Sunday, January 27, 2008

When you least expect it

Ever since my Slut post, I’ve been thinking a lot about the parallels between relationships and photography. I was e-mailing with Shawn Gust about portraiture, and he said, “I would say not to search out subjects so much, but keep your eyes open. They’ll come to you, trust me.” And in a comment on the post, Ben Huff said, “Deep down, we all want to progress from being sluts into a long-lasting relationship with our own beautiful style. It will come.”

Any girl who’s ever been single has heard, “The right guy will come along when you’re not even looking” or “It’ll happen for you—trust me.” The implication: You should just wait and it’ll happen, through nothing you do or don’t do.

For someone who’s neither patient nor passive, this kind of advice is bunk.

It’s not that I think Shawn and Ben are wrong; their photographs alone are proof of that. It’s just that I can’t do anything with their advice. I agree that keeping your eyes open, as Shawn advises, is critical, but most of the time I don’t know if a picture will be good until I take it. (I often know in the few seconds between the time I first look through the lens and the moment I release the shutter. But that’s long after I pull over the car.) And Ben expresses beautifully what we want as photographers, but trust isn’t innate for me, and having faith that “it will come” isn’t easy.

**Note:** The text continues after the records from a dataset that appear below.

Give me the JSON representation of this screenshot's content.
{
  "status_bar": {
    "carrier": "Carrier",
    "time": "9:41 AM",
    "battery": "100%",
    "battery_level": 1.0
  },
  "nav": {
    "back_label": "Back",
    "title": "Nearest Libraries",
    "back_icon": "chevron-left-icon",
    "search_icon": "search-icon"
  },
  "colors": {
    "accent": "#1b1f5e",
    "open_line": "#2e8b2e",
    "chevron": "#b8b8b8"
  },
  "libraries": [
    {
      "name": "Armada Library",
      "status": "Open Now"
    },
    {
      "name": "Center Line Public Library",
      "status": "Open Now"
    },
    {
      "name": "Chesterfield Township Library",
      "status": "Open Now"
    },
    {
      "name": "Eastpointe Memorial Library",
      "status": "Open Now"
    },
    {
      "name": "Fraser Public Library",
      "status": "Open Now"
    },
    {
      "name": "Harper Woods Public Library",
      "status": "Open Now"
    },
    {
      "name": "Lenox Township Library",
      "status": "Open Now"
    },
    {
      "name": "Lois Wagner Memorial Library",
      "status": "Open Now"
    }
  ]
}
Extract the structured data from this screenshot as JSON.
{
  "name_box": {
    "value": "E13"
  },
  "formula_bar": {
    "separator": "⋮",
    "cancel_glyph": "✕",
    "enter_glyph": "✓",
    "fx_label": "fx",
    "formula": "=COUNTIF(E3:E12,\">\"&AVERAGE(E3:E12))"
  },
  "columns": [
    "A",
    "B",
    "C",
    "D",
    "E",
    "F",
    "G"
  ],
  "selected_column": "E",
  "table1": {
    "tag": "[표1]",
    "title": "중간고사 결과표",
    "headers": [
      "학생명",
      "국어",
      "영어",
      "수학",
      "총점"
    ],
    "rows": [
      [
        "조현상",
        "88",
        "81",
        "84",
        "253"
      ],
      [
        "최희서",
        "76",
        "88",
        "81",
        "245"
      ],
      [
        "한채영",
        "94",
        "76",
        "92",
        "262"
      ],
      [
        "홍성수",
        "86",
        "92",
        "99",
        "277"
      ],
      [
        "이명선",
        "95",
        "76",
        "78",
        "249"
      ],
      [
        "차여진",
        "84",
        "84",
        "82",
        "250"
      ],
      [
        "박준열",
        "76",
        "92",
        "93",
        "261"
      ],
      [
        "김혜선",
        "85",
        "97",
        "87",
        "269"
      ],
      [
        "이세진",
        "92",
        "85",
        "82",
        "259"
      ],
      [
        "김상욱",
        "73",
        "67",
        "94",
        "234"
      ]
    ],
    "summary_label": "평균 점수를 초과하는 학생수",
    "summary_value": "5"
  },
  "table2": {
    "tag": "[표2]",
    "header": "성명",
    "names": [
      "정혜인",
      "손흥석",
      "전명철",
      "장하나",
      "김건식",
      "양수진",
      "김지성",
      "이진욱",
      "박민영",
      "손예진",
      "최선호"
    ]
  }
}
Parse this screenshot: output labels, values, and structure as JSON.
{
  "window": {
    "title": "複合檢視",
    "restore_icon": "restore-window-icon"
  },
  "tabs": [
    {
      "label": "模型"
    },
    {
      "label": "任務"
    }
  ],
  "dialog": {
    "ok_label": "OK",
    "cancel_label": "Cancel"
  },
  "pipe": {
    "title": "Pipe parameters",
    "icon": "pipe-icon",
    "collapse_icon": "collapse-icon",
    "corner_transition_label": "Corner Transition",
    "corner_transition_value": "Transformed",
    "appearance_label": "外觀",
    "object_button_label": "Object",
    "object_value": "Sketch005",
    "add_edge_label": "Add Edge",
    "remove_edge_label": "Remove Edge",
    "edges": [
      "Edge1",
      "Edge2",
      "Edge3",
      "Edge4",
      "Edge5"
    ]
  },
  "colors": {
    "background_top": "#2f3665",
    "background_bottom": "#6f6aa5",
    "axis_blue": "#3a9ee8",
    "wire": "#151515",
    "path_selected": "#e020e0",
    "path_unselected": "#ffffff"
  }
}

My answer in the years that I spent between relationships was simply to be happy on my own. But I’ll never be happy with photographs I don’t love; hence, my conundrum.

My solution: Be a photographic slut and work hard at figuring out which photos I like and why, which photos I don’t like and why, and what I can do to increase the ratio of like to dislike. In time, after making many, many pictures and really thinking about what works and what doesn’t, I think I’ll be better able to trust that it’ll come.